Error Rock-ons Dont work

@scrosler Hello again.
Re:

Yes, indeed. Our 15.3 work is far newer given we have now released rpms for 15.1 & 15.2 for their entire supported cycle, come November. And have yet to finalise our ‘focus’ to the 15.3 variant. We have a pending issue in that repo to ‘up’ the Readme thus:

https://github.com/rockstor/rockstor-installer/issues/81

Which would be a good opportunity to move the example commands along some. We actually started the transition on Leap 15.0 !!

You can get away with zero edits to the rockstor.kiwi. Nice if you do as you get a nicely named installer file but it’s not required. I recently clarified this in the Readme. Just specify the 15.3 profile instead of the 15.2 and ideally use a Leap 15.3 host to do the build on. But again a Leap 15.2 install will currently happily create a 15.3 profile.

Not forgotten just awaiting the contribution / time for the doc/Readme changes. All in good time.

There are no official public downloads as of yet (but soon). Hence folks using the rockstor-install repo Recipe which is the exact same way we are building our current closed beta installers for testing before we finally release pre-built installers.

I’m not sure that fair actually. We are about to provide a workaround for our 2017 installer. That’s a fairly good show I’d say. And we released updates for it 3.9.2-57 (stable channel) which was April 2020:

And only stopped when an included upstream library in CentOS became completely unworkable and broke our ability to build. And by then the “Built on openSUSE” endeavour was well underway (just as well it would seem).

Use either a 15.2 or 15.3 openSUSE Leap install to build a 15.3 profile by substituting the 15.3 profile name in the 15.2 example. That all.

No unfortunately.
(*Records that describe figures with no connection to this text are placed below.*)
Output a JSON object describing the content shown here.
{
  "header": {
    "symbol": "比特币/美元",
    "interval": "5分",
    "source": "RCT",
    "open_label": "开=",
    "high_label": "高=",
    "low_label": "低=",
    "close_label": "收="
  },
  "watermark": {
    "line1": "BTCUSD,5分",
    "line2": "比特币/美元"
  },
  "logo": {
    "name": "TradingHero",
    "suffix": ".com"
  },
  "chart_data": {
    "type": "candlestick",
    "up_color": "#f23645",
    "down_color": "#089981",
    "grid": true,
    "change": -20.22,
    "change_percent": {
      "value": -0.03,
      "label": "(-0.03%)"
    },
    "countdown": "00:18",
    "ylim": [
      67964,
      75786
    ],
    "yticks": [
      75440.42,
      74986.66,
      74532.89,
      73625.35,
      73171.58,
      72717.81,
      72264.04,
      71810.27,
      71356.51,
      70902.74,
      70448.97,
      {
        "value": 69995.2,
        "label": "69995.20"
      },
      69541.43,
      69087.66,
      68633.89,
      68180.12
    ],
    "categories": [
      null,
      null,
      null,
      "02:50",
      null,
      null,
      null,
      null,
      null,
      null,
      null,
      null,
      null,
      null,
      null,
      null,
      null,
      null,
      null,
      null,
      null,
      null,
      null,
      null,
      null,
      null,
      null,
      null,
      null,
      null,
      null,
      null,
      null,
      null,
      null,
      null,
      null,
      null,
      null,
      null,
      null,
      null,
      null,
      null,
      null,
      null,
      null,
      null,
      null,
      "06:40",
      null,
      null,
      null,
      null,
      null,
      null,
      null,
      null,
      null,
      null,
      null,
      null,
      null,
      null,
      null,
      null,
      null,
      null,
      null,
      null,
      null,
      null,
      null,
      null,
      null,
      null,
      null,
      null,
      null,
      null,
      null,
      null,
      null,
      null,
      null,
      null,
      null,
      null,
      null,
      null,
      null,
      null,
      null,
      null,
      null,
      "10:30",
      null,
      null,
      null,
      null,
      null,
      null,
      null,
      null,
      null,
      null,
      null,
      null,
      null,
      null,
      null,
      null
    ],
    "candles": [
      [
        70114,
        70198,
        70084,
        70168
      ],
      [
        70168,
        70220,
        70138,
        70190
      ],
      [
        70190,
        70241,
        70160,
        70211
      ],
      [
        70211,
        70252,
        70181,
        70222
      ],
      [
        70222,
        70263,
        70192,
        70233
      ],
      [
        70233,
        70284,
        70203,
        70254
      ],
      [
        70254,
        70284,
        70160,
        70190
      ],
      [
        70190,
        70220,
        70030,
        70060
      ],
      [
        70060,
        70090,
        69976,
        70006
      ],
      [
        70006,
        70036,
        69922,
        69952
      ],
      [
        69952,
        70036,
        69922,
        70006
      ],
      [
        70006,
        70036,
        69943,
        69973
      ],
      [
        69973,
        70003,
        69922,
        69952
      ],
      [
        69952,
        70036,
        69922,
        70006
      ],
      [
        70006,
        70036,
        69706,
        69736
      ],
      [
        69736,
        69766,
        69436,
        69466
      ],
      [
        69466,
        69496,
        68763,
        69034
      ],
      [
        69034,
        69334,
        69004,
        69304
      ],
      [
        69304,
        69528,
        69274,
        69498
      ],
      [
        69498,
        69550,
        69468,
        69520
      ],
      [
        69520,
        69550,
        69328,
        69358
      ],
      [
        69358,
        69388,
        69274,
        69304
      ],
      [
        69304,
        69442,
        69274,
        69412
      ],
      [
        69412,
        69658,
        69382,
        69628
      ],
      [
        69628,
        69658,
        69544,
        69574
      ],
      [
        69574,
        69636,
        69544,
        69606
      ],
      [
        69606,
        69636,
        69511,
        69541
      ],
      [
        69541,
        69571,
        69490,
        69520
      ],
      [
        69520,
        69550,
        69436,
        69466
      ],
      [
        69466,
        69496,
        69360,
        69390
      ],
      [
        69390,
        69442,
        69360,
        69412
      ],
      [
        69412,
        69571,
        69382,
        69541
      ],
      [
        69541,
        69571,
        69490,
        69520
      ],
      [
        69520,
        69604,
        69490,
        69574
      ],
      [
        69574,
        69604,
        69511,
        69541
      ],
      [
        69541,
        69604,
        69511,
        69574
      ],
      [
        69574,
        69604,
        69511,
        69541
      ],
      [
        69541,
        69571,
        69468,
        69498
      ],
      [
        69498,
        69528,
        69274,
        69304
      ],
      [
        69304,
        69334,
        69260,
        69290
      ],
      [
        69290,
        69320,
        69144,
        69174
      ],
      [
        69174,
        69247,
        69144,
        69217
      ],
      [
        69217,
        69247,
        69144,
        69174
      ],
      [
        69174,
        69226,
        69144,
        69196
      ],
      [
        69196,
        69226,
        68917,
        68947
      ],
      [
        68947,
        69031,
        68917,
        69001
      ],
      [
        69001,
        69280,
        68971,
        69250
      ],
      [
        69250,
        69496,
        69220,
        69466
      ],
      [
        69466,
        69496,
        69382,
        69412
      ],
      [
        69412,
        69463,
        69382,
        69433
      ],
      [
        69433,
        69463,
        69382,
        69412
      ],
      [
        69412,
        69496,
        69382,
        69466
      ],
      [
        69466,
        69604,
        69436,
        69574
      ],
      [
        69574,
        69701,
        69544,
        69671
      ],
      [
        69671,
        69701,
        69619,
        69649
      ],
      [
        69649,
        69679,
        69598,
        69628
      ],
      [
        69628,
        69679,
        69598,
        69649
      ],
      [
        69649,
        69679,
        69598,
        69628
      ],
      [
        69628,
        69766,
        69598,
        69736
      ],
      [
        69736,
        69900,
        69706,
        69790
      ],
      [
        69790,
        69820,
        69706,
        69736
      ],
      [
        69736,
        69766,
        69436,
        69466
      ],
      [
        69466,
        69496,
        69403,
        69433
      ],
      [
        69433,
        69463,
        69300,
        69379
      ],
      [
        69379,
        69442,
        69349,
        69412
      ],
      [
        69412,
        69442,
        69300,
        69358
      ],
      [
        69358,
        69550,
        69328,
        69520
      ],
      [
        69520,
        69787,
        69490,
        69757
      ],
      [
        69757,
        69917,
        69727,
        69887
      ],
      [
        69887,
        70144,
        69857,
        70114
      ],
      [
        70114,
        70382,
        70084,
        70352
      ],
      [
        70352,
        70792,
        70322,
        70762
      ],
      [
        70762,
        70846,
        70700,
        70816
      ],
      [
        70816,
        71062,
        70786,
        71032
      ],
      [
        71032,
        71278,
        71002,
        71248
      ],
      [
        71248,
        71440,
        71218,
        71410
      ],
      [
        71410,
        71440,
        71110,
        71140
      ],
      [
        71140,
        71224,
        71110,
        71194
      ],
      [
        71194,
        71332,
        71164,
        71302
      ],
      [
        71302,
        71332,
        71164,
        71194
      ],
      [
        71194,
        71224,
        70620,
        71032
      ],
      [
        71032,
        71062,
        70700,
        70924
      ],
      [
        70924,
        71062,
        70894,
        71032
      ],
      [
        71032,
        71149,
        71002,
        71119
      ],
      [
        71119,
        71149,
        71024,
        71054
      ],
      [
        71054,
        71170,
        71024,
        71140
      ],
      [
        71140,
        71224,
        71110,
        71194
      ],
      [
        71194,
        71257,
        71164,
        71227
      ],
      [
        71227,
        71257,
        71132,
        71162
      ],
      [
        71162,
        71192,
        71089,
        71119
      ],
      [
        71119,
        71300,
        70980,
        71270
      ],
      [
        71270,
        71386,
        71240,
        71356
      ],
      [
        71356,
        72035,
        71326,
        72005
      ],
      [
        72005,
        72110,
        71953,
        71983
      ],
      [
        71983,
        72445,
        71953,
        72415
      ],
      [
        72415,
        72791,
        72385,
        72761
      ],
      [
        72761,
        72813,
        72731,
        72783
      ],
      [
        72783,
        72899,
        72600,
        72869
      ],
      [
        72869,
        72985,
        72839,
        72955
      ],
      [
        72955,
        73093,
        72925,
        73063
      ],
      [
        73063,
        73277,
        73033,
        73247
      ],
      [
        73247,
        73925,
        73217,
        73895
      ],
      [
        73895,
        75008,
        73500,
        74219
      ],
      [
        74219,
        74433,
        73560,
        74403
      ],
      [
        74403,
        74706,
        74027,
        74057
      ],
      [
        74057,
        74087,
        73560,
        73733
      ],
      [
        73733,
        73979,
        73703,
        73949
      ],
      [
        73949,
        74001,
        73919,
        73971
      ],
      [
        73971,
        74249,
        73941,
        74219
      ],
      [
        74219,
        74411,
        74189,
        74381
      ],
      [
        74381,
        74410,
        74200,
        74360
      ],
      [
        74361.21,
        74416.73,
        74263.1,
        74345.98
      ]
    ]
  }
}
That is an ‘index’ and there is then one additional json for each Rock-on. See:

Note also that you can have a local repo, intended for local development but interesting never-the-less. See the readme in that repo. It’s how folks develop Rock-ons before submitting them to that repo.

Just addressed by @Flox as I was typing this it seems. The venerable and all that :slight_smile:

Again I think @Flox has just posted a work around here and from what I’ve seen previously of it it’s quite neat. Essentially the old CentOS patched requests just needs a leg-up. All irrelevant in v4 for now at least.

Also if you are interested in how the Rock-ons internals work see @Flox exemplary technical wiki entries here:

No reverse engineering necessary :slight_smile: . Thanks again to @Flox for re-vamping and maintaining our Rock-ons and doc by the way. Also have you seen the rock-nets ?

Then you might like to take a look at our ‘workings’. All that runs on folks machines in Rockstor is open source. Again no reverse engineering necessary. Although our continued efforts and infrastructure costs dependant our our Stable release and support model. So theirs that.

Agreed. Fancy submitting a pull request containing these scripts. But note that the actual build process is essentially a single kiwi-ng command !! And our main aim in the repo is to inform and facilitate. Those that struggle with this as-is are also those who are likely to just resource a pre-build installer. But building your own is super empowering and something I personally am really pleased we have achieved. But yes, our instructions need work However we now have 6 possible targets (2 OS * 3 machine targets (across 2 architectures)). So the script would need to account for that. But again scope for improvement as always.

Thanks for your enthusiasm and I think you will find straight forward engineering far more rewarding than the reverse kind. That way everybody wins which is key in an open source environment.

Hope that helps. And do take a look at our various code repositories. Almost all code is now black formatted (on the Python front) and fairly well documented/self documenting. We have a fair bit of technical debt but we are a small team so are always limited by people resources.